Le soir, quand j’ai le temps. Ou la nuit. La journée, j’ai trop de travail, je ne peux pas jouer.

Sur le nouvel album, figure une nouvelle version de Mariama, une de vos chansons les plus célèbres. De quoi parle-t-elle ?
Depuis que je suis né, cette chanson existe à Kayes. Moi, en tant que musicien, j’ai inventé le son de la guitare pour accompagner le morceau. Mais sinon, c’est un oiseau qui a chanté Mariama, pas une personne. C’est une histoire du Khasso, ma région. Mariama était une jeune fille qui était très belle, aimée de tous les villageois. Un oiseau a deviné que la maman de Mariama allait mourir d’une maladie. Il a senti ça. Une vieille femme a entendu ce que l’oiseau a dit – avant, il y avait des gens qui entendaient ce que disaient les animaux. La vieille n’en a parlé à personne. Le jour où la maman de Mariama devait mourir, la jeune fille et ses copines sont parties à la rivière pour laver les habits. Et avant le soir, la maman de Mariama est décédée. La vieille femme est partie chercher Mariama à la rivière. Elle a chanté cette chanson : "Mariama, viens, quelque chose de triste est arrivé. Il faut que tu viennes voir." Mariama a bien compris. Elle a laissé ses copines, et elle a rejoint la vieille qui lui a dit que sa maman venait de mourir. Ensuite, elles sont allées à la maison. L’histoire de Mariama a d’abord été chantée par l’oiseau, mais après, tout le monde l’a chantée à Mariama : la veille femme, ses copines…


Pourquoi l’avoir reprise ?

Quand j’avais enregistré Mariama, c’était seulement " guitare et voix". Actuellement, je l’ai un peu modernisé, avec d’autres instruments : la kora, l’harmonica, la calebasse. J’ai été connu avec ça depuis les années 60. Quand je suis devenu musicien, j’ai chanté cette chanson à la radio en 1960, et ça a eu du succès. Trois de mes chansons ont eu du succès en Afrique de l’Ouest à ce moment-là : Mali Twist, Kayes-Ba et Mariama.

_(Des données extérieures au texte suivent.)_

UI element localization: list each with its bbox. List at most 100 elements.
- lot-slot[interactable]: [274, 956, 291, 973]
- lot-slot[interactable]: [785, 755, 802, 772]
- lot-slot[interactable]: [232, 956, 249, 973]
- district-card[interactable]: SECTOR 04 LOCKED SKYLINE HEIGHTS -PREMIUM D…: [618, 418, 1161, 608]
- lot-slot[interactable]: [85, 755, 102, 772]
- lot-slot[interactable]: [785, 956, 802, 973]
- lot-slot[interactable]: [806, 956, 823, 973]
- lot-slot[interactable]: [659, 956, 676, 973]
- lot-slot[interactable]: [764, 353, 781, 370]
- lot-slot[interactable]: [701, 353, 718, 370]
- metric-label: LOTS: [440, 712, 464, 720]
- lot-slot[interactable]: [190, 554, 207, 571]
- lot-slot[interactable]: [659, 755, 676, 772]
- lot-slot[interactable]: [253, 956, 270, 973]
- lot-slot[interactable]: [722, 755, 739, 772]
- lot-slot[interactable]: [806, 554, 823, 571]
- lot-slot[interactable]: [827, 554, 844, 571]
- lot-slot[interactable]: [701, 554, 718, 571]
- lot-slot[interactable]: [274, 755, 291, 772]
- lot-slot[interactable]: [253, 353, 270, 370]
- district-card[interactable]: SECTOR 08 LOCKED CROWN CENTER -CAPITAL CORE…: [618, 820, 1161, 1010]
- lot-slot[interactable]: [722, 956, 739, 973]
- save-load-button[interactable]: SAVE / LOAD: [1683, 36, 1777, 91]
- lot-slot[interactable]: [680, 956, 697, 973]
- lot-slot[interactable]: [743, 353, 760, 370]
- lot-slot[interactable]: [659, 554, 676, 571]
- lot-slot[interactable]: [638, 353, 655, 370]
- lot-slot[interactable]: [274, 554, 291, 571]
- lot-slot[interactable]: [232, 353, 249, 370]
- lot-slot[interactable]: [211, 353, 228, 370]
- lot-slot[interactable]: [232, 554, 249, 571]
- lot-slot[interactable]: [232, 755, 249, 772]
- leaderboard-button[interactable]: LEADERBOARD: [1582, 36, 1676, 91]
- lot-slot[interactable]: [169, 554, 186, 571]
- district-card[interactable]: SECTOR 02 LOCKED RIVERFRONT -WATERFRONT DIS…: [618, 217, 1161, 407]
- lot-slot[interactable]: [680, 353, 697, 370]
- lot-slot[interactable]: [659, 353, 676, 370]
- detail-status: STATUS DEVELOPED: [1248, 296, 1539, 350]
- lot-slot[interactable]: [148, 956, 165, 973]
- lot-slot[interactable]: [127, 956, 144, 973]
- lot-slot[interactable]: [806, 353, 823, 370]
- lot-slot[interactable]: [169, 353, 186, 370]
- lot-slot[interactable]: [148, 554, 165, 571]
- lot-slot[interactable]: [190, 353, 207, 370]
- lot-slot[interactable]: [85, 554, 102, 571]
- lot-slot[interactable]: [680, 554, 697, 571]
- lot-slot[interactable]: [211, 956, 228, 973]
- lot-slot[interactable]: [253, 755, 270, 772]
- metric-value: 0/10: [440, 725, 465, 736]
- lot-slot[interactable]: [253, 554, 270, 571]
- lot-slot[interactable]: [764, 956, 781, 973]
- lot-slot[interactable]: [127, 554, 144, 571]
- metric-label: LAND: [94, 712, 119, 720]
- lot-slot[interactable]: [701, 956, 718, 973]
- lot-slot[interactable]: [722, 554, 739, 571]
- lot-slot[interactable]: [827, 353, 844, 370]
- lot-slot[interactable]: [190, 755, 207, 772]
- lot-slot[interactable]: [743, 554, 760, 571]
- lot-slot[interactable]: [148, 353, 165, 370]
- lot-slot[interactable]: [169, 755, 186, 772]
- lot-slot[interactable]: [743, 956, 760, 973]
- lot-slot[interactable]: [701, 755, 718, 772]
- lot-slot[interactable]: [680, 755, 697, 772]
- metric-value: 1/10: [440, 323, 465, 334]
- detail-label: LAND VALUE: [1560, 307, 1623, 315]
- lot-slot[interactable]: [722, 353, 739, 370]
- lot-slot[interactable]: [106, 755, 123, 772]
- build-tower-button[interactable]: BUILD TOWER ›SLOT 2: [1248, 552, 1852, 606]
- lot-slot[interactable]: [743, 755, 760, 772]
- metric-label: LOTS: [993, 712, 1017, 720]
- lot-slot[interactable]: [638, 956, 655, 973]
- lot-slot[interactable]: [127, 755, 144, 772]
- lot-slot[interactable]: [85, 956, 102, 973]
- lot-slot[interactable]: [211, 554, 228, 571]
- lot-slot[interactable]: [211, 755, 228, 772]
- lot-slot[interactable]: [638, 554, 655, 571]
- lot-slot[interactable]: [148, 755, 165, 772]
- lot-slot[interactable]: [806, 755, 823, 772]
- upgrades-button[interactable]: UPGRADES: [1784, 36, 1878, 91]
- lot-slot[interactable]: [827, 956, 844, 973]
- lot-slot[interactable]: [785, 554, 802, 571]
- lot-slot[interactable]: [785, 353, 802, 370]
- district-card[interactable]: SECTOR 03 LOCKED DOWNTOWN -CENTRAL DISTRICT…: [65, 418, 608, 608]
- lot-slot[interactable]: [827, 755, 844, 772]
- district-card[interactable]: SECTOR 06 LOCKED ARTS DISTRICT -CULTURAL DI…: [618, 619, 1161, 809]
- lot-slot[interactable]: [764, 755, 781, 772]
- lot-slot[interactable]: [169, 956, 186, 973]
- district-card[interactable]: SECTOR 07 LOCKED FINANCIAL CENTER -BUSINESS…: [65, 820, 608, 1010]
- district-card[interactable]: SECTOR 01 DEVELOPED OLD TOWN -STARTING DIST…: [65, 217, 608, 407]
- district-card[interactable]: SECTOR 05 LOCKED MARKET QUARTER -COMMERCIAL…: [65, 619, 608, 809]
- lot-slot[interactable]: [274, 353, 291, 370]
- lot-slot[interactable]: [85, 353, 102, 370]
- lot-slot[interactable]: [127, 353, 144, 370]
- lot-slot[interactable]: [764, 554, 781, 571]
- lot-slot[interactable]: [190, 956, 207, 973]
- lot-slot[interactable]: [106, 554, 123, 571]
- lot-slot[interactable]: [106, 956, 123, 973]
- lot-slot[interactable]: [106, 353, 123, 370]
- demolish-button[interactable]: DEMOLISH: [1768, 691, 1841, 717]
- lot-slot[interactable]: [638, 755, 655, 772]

J’étais demandé dans toute la région : Haute-Volta (ancien nom du Burkina Faso, NDR), Mauritanie, Côte d’Ivoire, Guinée... À cette époque, il n’y avait pas de cassette, on enregistrait à la radio sur des bandes et on entendait mon morceau chaque matin à l’antenne.
 
Mariama a aussi donné son nom à votre premier album, en cassette en 1989 et en CD en 1991, alors que votre carrière était en sommeil. Quel souvenir gardez-vous de cette renaissance tardive ?
J’étais content. Jusqu’à 1968, j’ai fait de la musique pour le pays, pas pour gagner de l’argent. J’ai eu du succès, mais rien dans ma poche. Et si tu n’es pas griot, au Mali, ce n’est pas la peine de faire de la musique comme ça, hein ? Après, j’ai laissé la musique pendant vingt ans. Les Anglais ont fait tout pour me retrouver, c’est une longue histoire ! Ils ont découvert la cassette et l’ont reprise pour faire des CDs. Ils ont fait de la publicité et organisé une tournée dans 27 villes d’Angleterre. J’ai toute la liste des endroits où j’ai joué, tous les numéros de téléphone... À Manchester, c’était la première fois que je montais sur scène en Europe, avec les gens qui m’applaudissaient. Je n’avais jamais été accueilli comme ça dans ma vie. Je ne peux pas oublier ça. C’était comme le paradis.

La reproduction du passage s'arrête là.